What Brands Need to Know About Facebook's New Third-Party Data Rules

Facebook is making big changes to how it gathers data. But will brands ultimately pay the price for years of playing fast and loose with users’ personal information?

With the loss of $100 billion in value and #DeleteFacebook trending on Twitter, Facebook CEO Mark Zuckerberg is doing something—anything—to try to stem the bleeding from the Cambridge Analytica scandal. Last week, the social media giant announced the phase-out of its “Partners Categories” program, which uses third-party data from companies like Experian to allow advertisers to target users according to specific buying behaviors and household income.

The move stands to take a big bite out of Facebook’s business. After all, the company built up a $552 billion valuation based largely on providing brands with a steady diet of data. But Facebook’s business model also relies on keeping users happy. If they abandon the site in droves, advertisers will soon follow. By moving to prevent possible mishandling of private information, Facebook is saying that it’s taking these concerns seriously. (The fine print here is that third-party data wasn’t the cause of the Cambridge data leak—ending it sooner wouldn’t have prevented the misuse of information.)

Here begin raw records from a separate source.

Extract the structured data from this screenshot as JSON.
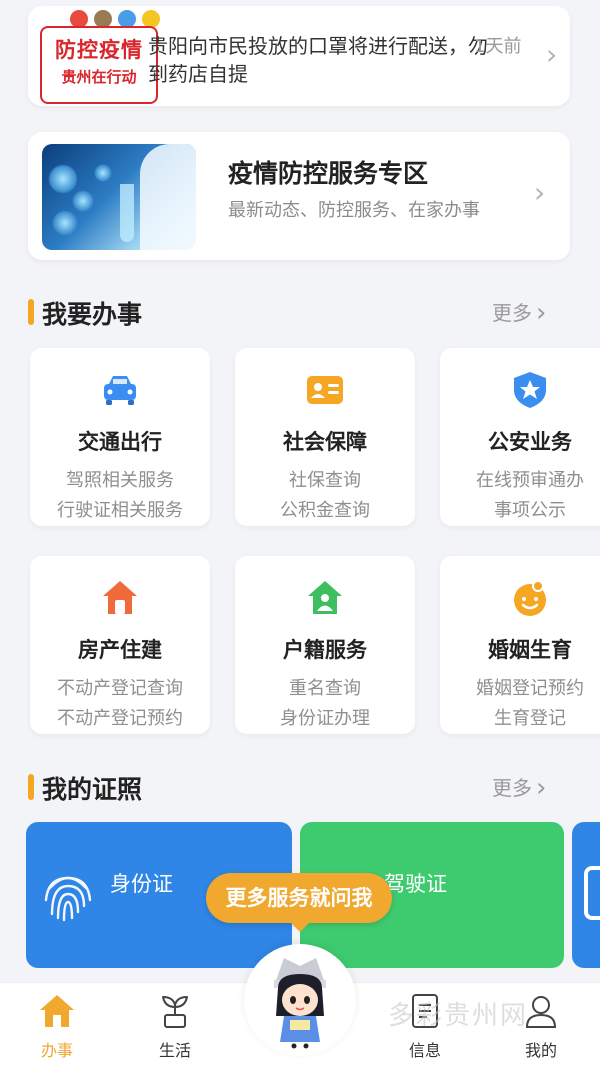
{
  "news": {
    "badge_line1": "防控疫情",
    "badge_line2": "贵州在行动",
    "text": "贵阳向市民投放的口罩将进行配送，勿到药店自提",
    "time": "1天前"
  },
  "covid_zone": {
    "title": "疫情防控服务专区",
    "subtitle": "最新动态、防控服务、在家办事"
  },
  "section_tasks": {
    "title": "我要办事",
    "more": "更多"
  },
  "services": [
    {
      "name": "交通出行",
      "d1": "驾照相关服务",
      "d2": "行驶证相关服务",
      "icon": "car-icon",
      "color": "#3a8ef0"
    },
    {
      "name": "社会保障",
      "d1": "社保查询",
      "d2": "公积金查询",
      "icon": "id-card-icon",
      "color": "#f5a623"
    },
    {
      "name": "公安业务",
      "d1": "在线预审通办",
      "d2": "事项公示",
      "icon": "police-badge-icon",
      "color": "#3a8ef0"
    },
    {
      "name": "房产住建",
      "d1": "不动产登记查询",
      "d2": "不动产登记预约",
      "icon": "house-icon",
      "color": "#f06a3c"
    },
    {
      "name": "户籍服务",
      "d1": "重名查询",
      "d2": "身份证办理",
      "icon": "household-icon",
      "color": "#3dbf5f"
    },
    {
      "name": "婚姻生育",
      "d1": "婚姻登记预约",
      "d2": "生育登记",
      "icon": "baby-icon",
      "color": "#f5a623"
    }
  ],
  "section_licenses": {
    "title": "我的证照",
    "more": "更多"
  },
  "licenses": [
    {
      "name": "身份证",
      "color": "#2f86e6"
    },
    {
      "name": "驾驶证",
      "color": "#3ecb70"
    }
  ],
  "assistant_bubble": "更多服务就问我",
  "tabs": [
    {
      "label": "办事",
      "icon": "home-icon",
      "active": true
    },
    {
      "label": "生活",
      "icon": "sprout-icon",
      "active": false
    },
    {
      "label": "信息",
      "icon": "document-icon",
      "active": false
    },
    {
      "label": "我的",
      "icon": "user-icon",
      "active": false
    }
  ],
  "colors": {
    "accent": "#f0a82f",
    "badge_red": "#d9262c",
    "section_bar": "#f5a623"
  },
  "watermark": "多彩贵州网"
}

Is what’s good for users also good for brands? The jury is still out. However, marketers will need to assess and possibly adjust their social media strategies in light of this change. Here are some points to think about:

Smaller Businesses Will Feel It Most


Many large companies already gather their own data, so the change will largely impact small businesses and consumer packaged goods that sell through brick-and-mortar stores and have less access to buyer information. Though Facebook still maintains a wealth of data on its 2+ billion users, the insights aren’t as deep as third-party data mined from sources like credit card companies.

Related: Social Media Has Major Work to Do to Win Back Users and Brands

Build Overall Brand Awareness


Without the same ability to drill down at the audience level, advertisers should focus messaging around general brand building. Since social media marketing is a platform geared to reaching people at the top of the sales funnel, the change fits nicely with best practices. What’s more, some brands are already turning away from micro targeting. Two years ago, P&G announced its decision to return to a mass marketing approach , attributing lackluster sales to its overly narrow audience.

Take Stock of Your Strategy


All this upheaval might be disruptive for Facebook, but brands should view it as an opportunity to take stock and reassess. Every social media marketing program should start with a goal. Determine what that goal is—drive engagement, raise broader brand awareness, increase engagement, to name a few—and then align that outcome with the proper channels, i.e., Twitter is great for generating clicks. Sometimes that will include Facebook. Other times, it won’t. When creating and assessing social strategies, brands should consider the full range of digital options like private messaging. And remember, rival platforms like Google, Twitter and Snapchat still use third-party partners, so you’ll have an opportunity to shift marketing dollars if this type of deep data is key to your brand strategy.

For Facebook, these forthcoming changes are hardly doom and gloom. In fact, the company stands to put itself on stronger footing by getting out of the third-party data business. If the social giant can replicate “Partners Categories” with data it directly owns and controls, Facebook will become even more powerful. That’s likely to give many people pause.

In the meantime, brands should also find the silver lining , taking the opportunity to evaluate the entirety of their social media strategies and, if appropriate, reach and engage with a wider universe of stakeholders.